Daphne shook her head. “He was always camera shy,” she said. “After a while it became an obsession for him. Jimmy guards his anonymity. Even Jehangir never met him, though he worked for him for almost twenty years.”
“You kept in touch with Jehangir, after you moved to the United States?”
“Yes. As I said, he was the only person I could trust,” Daphne replied. “We would talk on the phone once a week. Jimmy often used him to send me messages or money, when I needed it.”
“What exactly was his relationship with Guldaar?”

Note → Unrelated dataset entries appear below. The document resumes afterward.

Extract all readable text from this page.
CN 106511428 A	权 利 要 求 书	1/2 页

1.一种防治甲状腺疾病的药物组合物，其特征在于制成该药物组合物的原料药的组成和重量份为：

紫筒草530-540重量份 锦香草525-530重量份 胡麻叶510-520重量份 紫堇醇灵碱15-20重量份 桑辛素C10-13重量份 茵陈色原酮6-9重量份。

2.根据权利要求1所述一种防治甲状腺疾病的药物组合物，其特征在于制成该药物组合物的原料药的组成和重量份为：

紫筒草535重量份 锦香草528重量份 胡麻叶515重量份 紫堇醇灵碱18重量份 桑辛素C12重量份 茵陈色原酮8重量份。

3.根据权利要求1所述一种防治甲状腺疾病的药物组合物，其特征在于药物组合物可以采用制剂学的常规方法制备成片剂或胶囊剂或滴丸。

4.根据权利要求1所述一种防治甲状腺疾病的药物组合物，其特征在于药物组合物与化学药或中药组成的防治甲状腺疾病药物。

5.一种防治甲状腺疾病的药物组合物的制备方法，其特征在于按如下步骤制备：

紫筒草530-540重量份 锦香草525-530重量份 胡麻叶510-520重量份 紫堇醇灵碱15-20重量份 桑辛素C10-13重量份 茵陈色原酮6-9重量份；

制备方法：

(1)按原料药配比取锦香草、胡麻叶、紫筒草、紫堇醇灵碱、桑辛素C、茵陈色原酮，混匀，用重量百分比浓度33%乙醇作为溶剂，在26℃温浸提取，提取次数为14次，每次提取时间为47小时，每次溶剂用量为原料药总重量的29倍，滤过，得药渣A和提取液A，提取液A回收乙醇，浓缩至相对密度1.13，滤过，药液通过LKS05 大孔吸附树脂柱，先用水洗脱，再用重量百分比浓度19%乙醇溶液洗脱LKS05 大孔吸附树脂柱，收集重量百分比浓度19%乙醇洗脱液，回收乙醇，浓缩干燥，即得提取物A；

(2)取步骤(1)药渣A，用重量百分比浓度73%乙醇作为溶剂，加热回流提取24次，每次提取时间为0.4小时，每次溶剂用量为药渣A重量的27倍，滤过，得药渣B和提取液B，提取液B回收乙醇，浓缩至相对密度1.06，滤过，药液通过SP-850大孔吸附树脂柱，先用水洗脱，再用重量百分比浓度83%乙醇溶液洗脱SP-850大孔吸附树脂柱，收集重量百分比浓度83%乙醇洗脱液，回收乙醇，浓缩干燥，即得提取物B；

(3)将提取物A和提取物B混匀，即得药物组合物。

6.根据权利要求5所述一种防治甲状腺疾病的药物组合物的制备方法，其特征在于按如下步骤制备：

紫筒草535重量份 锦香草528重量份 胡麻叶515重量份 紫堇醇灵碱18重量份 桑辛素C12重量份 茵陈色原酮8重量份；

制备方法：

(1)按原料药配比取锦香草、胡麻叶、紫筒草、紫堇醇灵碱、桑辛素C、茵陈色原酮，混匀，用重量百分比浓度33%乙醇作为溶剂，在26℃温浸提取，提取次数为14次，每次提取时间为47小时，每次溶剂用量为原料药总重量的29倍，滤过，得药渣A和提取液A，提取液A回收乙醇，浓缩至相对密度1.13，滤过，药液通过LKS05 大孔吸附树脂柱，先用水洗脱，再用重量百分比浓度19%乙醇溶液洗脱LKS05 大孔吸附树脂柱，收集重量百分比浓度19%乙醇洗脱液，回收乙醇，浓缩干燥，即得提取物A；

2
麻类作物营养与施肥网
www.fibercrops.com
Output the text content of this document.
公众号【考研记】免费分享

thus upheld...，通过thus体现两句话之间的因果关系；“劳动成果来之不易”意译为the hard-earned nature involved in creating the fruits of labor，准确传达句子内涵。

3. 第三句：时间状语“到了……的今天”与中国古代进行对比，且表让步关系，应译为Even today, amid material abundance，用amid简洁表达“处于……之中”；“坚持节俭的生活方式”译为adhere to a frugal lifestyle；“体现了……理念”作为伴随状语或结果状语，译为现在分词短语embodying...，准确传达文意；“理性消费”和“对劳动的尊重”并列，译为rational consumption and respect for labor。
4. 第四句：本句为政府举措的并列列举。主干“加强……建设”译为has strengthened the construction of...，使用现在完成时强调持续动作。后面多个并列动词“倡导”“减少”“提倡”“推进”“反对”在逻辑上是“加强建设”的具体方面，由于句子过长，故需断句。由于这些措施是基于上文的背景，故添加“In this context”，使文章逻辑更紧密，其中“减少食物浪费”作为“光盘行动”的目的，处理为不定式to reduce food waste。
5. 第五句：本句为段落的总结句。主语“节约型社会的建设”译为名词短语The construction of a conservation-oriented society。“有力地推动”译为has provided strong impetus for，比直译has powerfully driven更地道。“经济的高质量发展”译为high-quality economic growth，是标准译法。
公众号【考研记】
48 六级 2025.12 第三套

“Jehangir was a go-between, his personal emissary, and they often spoke on the phone. Jimmy used to say sometimes that you need to keep a distance from those you trust, hiding your identity to protect each other. Quite often, if there was a business meeting, he sent Jehangir in his place, as his double or stand-in. Of course, nobody knew it wasn’t Jimmy. This was after he’d left Bombay and moved to Dubai, then back to Pakistan, when he began to really earn his fortune. He happened to be at the right place at the right time when the Russians invaded Afghanistan. I remember, I was worried about him being so close to the border, but Jehangir told me that Jimmy was probably the safest man on earth because everybody needed him. He was like a croupier at a roulette table, who was taking all the winnings for himself.”